American journalist, a CNN correspondent

Richard Roth (born 1955) is an American journalist, a CNN correspondent who covers the United Nations. He was the host of Diplomatic License (until its cancellation in January 2006), a weekly program that was devoted to United Nations affairs. Roth is a CNN "original" — one of the first employees when the network launched in 1980. He has covered a wide range of stories over the last 25 years, from the 1989 Tiananmen Square protests and massacre to the fall of the Berlin Wall and the first Gulf War.

==Biography==
Roth was born into a Jewish family, Roth graduated from New York University with a degree in journalism. Roth lived in Whitestone, Queens, in the early 1970s. Before CNN, he was a news anchor and reporter for AP Radio and a producer for WPIX-TV in New York City.

==In popular culture==
Richard Roth appeared in Robert Wiener’s book Live from Baghdad. He appeared as a character in the 2002 HBO film of the same name where he was portrayed by actor Hamish Linklater.

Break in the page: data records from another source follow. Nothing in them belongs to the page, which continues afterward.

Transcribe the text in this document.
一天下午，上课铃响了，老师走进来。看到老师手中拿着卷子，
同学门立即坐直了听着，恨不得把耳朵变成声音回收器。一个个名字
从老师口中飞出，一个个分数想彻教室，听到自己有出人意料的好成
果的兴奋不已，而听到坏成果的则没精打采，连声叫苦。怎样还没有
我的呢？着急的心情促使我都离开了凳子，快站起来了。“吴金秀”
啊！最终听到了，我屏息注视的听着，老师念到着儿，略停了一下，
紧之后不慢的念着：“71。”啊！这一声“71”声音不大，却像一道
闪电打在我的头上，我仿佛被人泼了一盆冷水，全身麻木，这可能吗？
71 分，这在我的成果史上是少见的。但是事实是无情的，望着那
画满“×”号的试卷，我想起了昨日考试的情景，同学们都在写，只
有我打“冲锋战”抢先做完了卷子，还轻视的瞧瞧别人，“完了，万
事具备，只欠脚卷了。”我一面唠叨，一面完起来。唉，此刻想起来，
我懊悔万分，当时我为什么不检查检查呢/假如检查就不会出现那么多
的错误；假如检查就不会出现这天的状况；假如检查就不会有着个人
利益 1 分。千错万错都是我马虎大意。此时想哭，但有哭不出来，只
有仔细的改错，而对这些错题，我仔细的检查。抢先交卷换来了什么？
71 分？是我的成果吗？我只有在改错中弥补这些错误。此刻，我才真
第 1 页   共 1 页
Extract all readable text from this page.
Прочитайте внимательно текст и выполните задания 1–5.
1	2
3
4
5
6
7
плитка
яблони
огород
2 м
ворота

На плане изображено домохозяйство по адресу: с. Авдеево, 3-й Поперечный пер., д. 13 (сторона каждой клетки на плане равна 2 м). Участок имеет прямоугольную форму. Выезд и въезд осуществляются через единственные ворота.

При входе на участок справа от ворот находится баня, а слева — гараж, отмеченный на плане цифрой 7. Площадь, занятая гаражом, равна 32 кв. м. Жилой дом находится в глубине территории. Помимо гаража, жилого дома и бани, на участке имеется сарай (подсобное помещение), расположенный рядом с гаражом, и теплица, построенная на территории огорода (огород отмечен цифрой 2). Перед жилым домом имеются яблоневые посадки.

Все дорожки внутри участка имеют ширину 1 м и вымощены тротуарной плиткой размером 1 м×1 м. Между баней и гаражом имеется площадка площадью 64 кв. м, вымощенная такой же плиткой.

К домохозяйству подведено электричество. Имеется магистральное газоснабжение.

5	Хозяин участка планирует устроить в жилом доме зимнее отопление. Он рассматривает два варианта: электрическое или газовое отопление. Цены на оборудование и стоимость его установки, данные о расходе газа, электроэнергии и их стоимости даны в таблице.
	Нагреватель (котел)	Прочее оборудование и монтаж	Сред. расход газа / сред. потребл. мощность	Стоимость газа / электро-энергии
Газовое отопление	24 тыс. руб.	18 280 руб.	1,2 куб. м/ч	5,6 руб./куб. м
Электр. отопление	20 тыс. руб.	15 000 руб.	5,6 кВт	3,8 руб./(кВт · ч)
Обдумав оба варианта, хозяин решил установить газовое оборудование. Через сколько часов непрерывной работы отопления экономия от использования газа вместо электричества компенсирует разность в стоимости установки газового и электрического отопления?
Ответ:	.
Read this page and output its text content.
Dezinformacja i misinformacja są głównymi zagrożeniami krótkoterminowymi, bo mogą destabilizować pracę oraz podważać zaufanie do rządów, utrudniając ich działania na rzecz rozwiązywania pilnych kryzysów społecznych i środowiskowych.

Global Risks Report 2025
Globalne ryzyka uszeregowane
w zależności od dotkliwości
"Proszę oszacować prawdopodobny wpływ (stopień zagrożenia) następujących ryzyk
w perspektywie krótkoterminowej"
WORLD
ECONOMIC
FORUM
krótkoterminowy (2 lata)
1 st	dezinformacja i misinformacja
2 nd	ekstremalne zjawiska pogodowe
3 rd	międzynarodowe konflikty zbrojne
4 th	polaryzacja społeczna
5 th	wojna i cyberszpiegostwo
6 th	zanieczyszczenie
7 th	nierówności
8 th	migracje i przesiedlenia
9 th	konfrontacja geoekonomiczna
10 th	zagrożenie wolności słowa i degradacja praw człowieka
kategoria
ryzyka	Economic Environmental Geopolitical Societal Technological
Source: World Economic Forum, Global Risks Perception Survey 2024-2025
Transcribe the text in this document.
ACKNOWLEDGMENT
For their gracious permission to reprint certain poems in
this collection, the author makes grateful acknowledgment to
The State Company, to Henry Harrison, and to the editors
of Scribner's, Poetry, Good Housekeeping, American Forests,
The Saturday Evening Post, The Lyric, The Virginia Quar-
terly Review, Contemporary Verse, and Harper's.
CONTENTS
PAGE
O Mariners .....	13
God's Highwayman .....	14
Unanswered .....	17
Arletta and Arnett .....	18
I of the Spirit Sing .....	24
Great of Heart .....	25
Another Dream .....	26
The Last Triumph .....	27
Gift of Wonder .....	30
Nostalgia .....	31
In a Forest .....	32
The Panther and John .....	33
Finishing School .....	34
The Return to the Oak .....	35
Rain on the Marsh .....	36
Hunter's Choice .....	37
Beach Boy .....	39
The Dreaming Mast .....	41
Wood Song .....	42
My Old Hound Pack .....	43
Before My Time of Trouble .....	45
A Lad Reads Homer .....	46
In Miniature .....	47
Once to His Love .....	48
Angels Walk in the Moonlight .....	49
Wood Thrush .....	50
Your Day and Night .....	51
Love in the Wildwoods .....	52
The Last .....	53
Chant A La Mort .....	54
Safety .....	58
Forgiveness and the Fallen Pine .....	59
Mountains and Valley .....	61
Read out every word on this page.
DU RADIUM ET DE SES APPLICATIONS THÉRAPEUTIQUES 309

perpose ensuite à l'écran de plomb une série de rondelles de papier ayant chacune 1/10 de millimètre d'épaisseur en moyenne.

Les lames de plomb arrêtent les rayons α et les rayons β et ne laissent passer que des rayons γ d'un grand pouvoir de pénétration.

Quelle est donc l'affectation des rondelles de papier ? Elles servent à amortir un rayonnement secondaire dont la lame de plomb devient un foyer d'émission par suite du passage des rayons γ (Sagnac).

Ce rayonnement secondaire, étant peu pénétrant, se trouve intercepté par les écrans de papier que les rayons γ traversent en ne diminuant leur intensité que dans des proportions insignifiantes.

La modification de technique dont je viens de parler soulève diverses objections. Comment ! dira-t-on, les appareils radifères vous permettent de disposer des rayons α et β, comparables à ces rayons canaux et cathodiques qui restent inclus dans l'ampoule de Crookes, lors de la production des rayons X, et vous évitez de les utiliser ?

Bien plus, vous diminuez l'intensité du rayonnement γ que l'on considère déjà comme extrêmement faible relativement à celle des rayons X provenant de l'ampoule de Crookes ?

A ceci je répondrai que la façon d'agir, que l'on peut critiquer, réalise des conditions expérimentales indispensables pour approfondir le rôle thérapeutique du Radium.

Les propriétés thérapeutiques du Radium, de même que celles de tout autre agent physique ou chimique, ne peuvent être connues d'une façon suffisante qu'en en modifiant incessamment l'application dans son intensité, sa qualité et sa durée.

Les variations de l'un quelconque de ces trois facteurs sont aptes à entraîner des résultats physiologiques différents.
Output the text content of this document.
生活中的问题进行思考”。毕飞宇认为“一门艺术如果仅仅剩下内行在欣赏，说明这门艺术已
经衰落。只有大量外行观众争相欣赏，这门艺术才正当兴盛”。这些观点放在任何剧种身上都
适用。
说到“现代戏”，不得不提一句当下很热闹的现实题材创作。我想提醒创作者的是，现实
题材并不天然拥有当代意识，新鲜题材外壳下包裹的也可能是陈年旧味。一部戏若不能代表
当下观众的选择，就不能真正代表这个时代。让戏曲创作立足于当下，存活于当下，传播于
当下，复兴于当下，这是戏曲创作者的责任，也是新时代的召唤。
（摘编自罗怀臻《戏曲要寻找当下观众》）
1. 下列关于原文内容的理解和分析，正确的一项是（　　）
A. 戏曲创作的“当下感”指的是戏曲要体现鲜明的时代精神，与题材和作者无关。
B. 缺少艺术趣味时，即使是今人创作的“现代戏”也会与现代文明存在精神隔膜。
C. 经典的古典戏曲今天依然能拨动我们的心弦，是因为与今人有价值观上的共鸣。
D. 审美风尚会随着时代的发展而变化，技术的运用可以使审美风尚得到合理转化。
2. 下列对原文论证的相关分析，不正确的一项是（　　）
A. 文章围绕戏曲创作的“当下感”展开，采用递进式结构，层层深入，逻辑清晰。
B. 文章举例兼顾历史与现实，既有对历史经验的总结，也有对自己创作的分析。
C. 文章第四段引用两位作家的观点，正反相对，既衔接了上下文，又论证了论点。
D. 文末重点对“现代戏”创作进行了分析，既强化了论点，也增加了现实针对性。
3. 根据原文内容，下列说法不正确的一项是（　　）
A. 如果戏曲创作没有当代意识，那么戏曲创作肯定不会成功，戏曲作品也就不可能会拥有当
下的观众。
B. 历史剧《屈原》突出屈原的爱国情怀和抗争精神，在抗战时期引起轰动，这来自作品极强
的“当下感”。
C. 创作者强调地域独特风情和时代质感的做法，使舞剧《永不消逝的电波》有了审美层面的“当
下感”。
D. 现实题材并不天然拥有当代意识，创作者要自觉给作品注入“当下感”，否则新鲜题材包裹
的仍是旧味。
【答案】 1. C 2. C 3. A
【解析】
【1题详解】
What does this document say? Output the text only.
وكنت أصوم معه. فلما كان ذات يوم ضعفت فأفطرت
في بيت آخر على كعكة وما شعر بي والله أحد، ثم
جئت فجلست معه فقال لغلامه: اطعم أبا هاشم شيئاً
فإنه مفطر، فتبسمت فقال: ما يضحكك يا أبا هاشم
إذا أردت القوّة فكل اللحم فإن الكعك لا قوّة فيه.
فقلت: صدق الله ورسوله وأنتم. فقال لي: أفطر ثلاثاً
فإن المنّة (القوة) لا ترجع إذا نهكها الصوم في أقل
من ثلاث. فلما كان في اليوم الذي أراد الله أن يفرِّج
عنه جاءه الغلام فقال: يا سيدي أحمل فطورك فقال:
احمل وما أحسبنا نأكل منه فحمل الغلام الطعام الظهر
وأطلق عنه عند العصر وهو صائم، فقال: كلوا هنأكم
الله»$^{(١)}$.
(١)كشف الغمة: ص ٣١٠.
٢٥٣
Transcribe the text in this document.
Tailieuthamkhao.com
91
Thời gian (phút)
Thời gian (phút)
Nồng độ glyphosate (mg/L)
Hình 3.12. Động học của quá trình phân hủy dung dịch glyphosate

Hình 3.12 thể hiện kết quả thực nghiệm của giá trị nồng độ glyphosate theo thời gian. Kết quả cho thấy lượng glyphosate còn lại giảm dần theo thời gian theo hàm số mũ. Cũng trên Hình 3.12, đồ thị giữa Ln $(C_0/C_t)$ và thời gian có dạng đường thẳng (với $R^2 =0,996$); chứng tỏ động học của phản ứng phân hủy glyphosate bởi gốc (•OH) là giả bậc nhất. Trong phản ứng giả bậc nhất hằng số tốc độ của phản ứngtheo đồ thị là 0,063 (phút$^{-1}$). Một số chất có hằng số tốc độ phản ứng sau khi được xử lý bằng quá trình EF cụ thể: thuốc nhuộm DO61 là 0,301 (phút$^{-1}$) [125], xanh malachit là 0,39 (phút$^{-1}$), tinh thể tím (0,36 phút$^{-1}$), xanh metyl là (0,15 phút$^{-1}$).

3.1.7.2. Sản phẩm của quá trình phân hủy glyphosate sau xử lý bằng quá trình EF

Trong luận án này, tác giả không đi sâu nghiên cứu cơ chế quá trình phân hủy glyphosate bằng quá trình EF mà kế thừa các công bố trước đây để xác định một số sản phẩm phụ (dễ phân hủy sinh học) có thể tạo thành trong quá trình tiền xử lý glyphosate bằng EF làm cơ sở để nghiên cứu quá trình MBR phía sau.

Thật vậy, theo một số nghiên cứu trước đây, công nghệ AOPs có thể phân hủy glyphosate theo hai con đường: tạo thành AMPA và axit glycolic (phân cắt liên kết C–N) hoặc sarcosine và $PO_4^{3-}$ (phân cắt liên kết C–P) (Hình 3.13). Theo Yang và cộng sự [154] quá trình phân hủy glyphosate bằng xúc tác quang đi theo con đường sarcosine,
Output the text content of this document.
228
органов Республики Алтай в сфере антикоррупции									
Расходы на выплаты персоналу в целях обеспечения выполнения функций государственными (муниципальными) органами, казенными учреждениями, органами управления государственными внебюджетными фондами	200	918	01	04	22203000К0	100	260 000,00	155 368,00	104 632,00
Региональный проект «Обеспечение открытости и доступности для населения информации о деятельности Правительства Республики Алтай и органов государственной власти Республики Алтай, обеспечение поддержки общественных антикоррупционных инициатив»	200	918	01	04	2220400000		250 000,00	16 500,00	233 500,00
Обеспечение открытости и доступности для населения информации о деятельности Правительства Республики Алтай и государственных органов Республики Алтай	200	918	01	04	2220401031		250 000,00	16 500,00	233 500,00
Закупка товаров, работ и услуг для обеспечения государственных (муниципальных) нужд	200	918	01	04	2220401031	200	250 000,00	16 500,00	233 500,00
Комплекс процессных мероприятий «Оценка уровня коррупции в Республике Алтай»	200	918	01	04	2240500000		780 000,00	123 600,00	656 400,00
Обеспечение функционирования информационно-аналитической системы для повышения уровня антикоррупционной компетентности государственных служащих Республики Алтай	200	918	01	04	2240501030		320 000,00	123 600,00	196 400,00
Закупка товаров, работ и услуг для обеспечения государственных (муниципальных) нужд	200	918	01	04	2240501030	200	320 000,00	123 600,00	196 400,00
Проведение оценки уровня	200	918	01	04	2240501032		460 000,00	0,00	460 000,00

The book as well as the film features Roth’s brief involvement with Wiener’s crew in Baghdad which was caused by sudden withdrawal of his fellow reporter colleague Tom Murphy on safety issues. Roth was stationed in Amman before joining Wiener and left the crew shortly before the Gulf War began, but within this time became part of an important coverage where the CNN team stepped into a messy US diplomatic mission in Baghdad and he interviewed a stranded US expatriate worker Robert Vinton. Roth’s interview of Vinton saw widespread coverage in the US and caused subsequent disappearance of Bob Vinton by the Iraqi authorities, though he was finally released and allowed to leave Iraq for home.